Wilbur stayed silent in South Africa, other rising book stars like Nadine Gordimer, who would win the Nobel Prize in 2003, were not only paid-up activists of the ANC, but actually harbouring its African leaders in their homes, and speaking up, out and loud for Nelson Mandela.
And what can explain Wilbur Smith’s choice in rushing to Zimbabwe, straight after Ian Smith had declared its ‘independence,’ to become a reservist in the Southern Rhodesian police force?
Smith would later say he quit this police force after a couple of years because he got fed up of ‘pulling black kids’ bodies, killed by pangas, from pit latrines’ – itself a curious statement that seems to suggest it was savage baby-killing black-on-black violence (and not ‘uhuru’ political war).
The fact was that Wilbur Smith moved back to apartheid South Africa, next to the Onnus River, because his new post-bestseller wife was pregnant, and he could not do the ‘good writer by day, bad cop by night’ thing anymore.
It is also telling that as he stayed on in South Africa, churning out best seller after best seller, not once is Smith on record against apartheid.
The son he got from his second wife, Lawrence Smith, would become estranged from Wilbur.
He would then marry a third wife, his huge fan and a divorcee called Danielle Thomas, in 1971, whom he would later describe as “a manipulative woman who spent my money by the wheelbarrow load.”
Regardless, he would stay with her until the end in 1999, when she passed away of brain cancer.
By 2002, he would be embroiled in a legal tussle with her son, Schmidt, over money – this being the boy he adopted while getting estranged from even the children from his first marriage, Shaun and Christine, ‘thanks to Danielle,’ – though he would reconcile with his firstborn son, Shaun, even as he blamed his other birth children for ‘not wanting to work’ and Schmidt as ‘greedy, out to take advantage.’

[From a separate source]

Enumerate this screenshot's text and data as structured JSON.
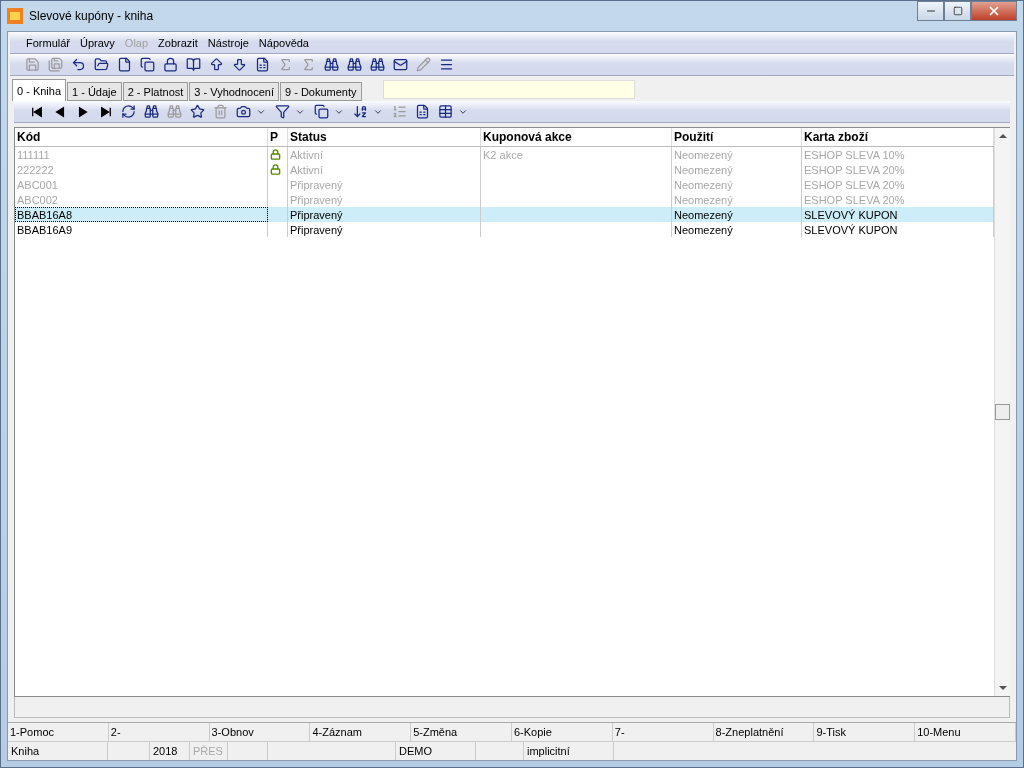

By 2001, Wilbur Smith had sold more than 100 million books worldwide and had palatial homes in London, Cape Town, Switzerland, Malta and Seychelles – to do business, writing, mountain climbing, vacationing and scuba diving in respectively – in seasons, all year round.
A year after his third wife’s death, in the January of 2000, Wilbur Smith met a Tajik woman from Moscow working at a book store in London.
“In spite of her being 39 years my junior, it was love at first sight, so we married in May of 2000.”
Of his second wife, Jewell Slabbart, Smith said: “We did not know anything about mutual respect or working together towards a goal. By the time she left, I felt like I had survived a car smash.”
As for Annie Renee, the wife of his callow youth, when Wilbur was just a chartered accountant: “We got on very well in bed but had nothing in common outside of it. After our rather enjoyable honeymoon, I said, “What on earth have you gotten yourself into, Wilbur?” – but then resigned myself to my marriage.”